Hey maybe scientists should do more than just wait for their journal to issue a press release on their new fabu article

ResearchBlogging.orgThe authors thesis is that the only mandatory communication of results is in peer reviewed journal articles. Scientists aren't required to do other communicating and often leave communication to the public to the media. They ask if is this is adequate given the very low percentage of scientific articles that ever make it into the press, particularly in areas outside of health and medicine, and also given the fact that for everyone out of formal education, the media is their primary source of science education.

Recent studies do show that scientists often don't mind talking to reporters and do so more frequently that one might think [1-2]. They do get kind of frustrated that their work is misrepresented - even if that misrepresentation is failing to include qualifying statements.  Newspapers in general covered a lot more science over time (as studied in the time period 1951-1971, I know). Fancy journals that issue press releases for papers find that those papers are more likely to be reported in the news media. The authors cite another study that some 84% of the newspaper stories originated from press releases.

This study was just about how much makes it to the media and is that percentage staying steady as the number of papers increases. When they actually did the work, they only looked at parts of 2 years, 1990 and 2001, and two media outlets, Time and NBC News. They didn't use the WaPo or NYT because better educated people read them (???). Plus, they found that only 25-50% of news pieces actually mention the article's author and venue, so they probably missed a ton.

So this is quite disappointing, really. The study narrowed the coverage of the search so much, that I don't think it's really representative of anything. Of course only a few articles get discussed in the media, but if you want numbers, this paper won't help. These articles also need to start discussing things like Nova and National Geographic and Discovery Channel. We watch that stuff all the time and so do a lot of people we know (of course I'm pretty well educated, I guess).

They mention journal press releases, but for big science there are also lab press releases and media officers. There are also scientists talking directly to the public on blogs.

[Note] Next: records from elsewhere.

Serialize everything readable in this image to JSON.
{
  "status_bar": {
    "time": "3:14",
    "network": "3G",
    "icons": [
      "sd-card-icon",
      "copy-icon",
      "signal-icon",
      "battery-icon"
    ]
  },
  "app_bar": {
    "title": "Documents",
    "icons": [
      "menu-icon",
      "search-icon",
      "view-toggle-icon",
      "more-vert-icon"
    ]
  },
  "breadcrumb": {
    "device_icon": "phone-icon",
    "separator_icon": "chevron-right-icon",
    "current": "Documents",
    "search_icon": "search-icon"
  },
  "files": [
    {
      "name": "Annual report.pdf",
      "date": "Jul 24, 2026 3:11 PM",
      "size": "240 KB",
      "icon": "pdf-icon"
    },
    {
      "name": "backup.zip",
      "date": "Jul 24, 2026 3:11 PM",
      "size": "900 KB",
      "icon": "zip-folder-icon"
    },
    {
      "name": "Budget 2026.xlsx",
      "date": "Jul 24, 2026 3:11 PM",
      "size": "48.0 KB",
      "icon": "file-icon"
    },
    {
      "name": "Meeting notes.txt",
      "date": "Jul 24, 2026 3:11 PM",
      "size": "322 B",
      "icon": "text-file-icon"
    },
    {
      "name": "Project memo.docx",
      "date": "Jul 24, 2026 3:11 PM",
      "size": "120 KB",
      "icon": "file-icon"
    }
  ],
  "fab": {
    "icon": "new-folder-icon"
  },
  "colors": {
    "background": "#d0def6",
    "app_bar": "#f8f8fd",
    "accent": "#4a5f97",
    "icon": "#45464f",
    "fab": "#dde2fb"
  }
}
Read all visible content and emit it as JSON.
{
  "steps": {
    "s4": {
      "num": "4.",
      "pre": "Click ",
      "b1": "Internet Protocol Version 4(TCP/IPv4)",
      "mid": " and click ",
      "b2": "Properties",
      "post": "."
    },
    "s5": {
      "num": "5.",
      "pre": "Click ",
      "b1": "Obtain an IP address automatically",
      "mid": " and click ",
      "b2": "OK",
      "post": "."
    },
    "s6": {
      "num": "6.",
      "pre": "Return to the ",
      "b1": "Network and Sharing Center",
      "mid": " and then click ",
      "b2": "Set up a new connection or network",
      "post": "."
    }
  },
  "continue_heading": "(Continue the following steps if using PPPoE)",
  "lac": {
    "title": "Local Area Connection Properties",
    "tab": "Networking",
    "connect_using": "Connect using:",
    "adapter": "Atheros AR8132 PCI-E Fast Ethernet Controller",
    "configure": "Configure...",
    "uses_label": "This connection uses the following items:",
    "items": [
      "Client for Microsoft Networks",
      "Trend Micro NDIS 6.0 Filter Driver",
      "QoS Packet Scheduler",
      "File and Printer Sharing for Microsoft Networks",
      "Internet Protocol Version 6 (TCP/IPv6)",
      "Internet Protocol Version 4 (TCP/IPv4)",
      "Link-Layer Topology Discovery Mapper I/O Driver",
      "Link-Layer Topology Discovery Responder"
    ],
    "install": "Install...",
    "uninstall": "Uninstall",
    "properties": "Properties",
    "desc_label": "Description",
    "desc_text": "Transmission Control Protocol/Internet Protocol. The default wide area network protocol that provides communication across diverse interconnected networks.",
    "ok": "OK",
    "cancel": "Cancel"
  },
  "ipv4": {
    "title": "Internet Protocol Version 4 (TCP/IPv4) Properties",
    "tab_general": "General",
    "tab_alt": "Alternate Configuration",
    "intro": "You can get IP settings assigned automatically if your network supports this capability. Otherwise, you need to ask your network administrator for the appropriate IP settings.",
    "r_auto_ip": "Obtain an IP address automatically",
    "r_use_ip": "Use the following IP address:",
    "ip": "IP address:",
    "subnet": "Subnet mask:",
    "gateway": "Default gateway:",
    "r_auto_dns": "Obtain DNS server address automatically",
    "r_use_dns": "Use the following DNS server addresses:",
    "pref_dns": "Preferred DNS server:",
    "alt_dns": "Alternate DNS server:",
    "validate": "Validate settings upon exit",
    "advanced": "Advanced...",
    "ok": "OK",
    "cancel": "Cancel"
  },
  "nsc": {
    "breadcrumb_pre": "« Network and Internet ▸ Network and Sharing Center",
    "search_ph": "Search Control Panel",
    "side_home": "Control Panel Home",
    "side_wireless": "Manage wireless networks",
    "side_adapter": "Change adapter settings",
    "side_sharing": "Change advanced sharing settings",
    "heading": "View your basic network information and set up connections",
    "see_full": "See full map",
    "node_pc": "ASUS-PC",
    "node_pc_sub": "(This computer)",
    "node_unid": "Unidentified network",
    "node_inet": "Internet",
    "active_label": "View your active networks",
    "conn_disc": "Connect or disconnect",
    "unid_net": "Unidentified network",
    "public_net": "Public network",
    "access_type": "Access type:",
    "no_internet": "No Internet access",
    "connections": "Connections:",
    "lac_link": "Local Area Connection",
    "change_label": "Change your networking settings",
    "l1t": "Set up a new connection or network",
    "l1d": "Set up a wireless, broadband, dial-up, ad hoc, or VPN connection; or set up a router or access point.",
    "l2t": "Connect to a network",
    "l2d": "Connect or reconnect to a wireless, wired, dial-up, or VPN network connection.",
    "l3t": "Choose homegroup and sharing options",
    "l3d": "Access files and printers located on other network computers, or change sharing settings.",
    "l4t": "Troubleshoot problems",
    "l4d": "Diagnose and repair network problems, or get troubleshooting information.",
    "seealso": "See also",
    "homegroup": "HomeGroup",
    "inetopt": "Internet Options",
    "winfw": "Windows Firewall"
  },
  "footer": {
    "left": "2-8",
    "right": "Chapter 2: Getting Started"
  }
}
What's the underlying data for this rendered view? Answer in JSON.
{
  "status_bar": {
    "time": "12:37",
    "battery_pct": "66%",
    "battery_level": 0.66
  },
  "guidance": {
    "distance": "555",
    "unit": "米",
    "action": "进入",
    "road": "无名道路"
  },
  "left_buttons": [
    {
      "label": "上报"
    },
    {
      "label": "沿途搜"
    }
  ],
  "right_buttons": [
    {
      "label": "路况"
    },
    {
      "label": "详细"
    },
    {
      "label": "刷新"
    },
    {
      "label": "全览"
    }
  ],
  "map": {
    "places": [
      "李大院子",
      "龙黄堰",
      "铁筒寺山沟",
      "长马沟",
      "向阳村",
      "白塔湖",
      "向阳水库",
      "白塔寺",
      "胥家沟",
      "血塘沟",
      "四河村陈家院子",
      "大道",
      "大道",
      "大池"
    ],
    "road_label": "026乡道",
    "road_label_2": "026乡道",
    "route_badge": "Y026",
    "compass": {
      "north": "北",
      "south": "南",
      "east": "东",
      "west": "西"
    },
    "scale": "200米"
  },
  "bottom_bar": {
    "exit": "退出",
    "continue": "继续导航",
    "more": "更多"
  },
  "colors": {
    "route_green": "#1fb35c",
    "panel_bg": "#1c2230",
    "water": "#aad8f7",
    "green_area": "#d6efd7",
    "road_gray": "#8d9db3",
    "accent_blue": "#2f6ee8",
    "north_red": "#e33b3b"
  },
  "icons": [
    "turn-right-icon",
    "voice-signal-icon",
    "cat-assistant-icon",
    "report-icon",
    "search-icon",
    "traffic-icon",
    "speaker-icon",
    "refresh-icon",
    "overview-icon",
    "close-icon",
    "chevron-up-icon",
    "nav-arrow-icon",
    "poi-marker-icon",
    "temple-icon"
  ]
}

One thing you can probably take away, if you work outside of biomed and/or are not publishing in Science or Nature and have a really cool result, don't wait for the press to come a knockin' - get it out there another way.

Here's the citation:

Suleski, J., & Ibaraki, M. (2010). Scientists are talking, but mostly to each other: a quantitative analysis of research represented in mass media Public Understanding of Science, 19 (1), 115-125 DOI: 10.1177/0963662508096776

[1] Peters, H. P., Brossard, D., de Cheveigne, S., Dunwoody, S., Kallfass, M., Miller, S., & Tsuchida, S. (2008). Science-Media Interface: It's Time to Reconsider. Science Communication, 30(2), 266-276. doi:10.1177/1075547008324809

[2] Dunwoody, S., Brossard, D., & Dudo, A. (2009). Socialization or rewards? Predicting U.S. scientist-media interactions. Journalism and Mass Communication Quarterly, 86(2), 299-314. Retrieved from http://aejmc.org/topics/wp-content/uploads/2009/09/3-Dunwoody-et-al.pdf

5 responses so far

  • mediajackal says:

    Excellent suggestion, although I'm sure some are going to respond with, "ick talk to a reporter? I'd rather (insert repulsive action of choice here)."

  • Estraven says:

    Do you have suggestions on how to explain new research in mathematics to a public whose school education in the subject stops at the level of 150 years ago?
    If you say DNA, or photon, or bit, or superconductor, (...) people will nod even if they have only a vague idea what you're talking about.
    If I say vector space, or Hilbert space, or Noetherian ring (all equally basic, established concepts) I'll draw blank stares. It's hard to communicate when you have no words.

  • Christina Pikas says:

    Good point. I know there are a lot of things on teaching math, but communicating math to non-mathematicians? That seems hard. If I run across something I'll share. Maybe someone else will have some suggestions?

  • Estraven says:

    Thank you for letting me whine (or maybe rant?).
    Another problem is the lack of pictures - physicists make a big fuss about working in 4 (or sometimes 10) dimensions, and extensively quote Flatland. With us the dimension can be n (i.e. any number), infinity, a fraction, or negative. Hard to draw any of those.
    Hence most people don't even understand there's research going on in mathematics. See for instance the Sb topics list above :-).

  • Peggy says:

    I've noticed that bio/med related press releases from University and corporate PR departments can bear little resemblance to the actual publication.

    Instead of focusing on the primary result in the published paper, they write about how it relates to people - often seemingly broad speculation as to the research's significance to human health or well-being that's only found in the paper's discussion section. I find that kind of science "reporting" annoying when I want to know what the research was actually about, but it does seem to make news outlets more likely to pick up the story.

    I assume similar kind of framing can be applied to research publications in mathematics - leave out the technical jargon and explain why non-mathematicians should care.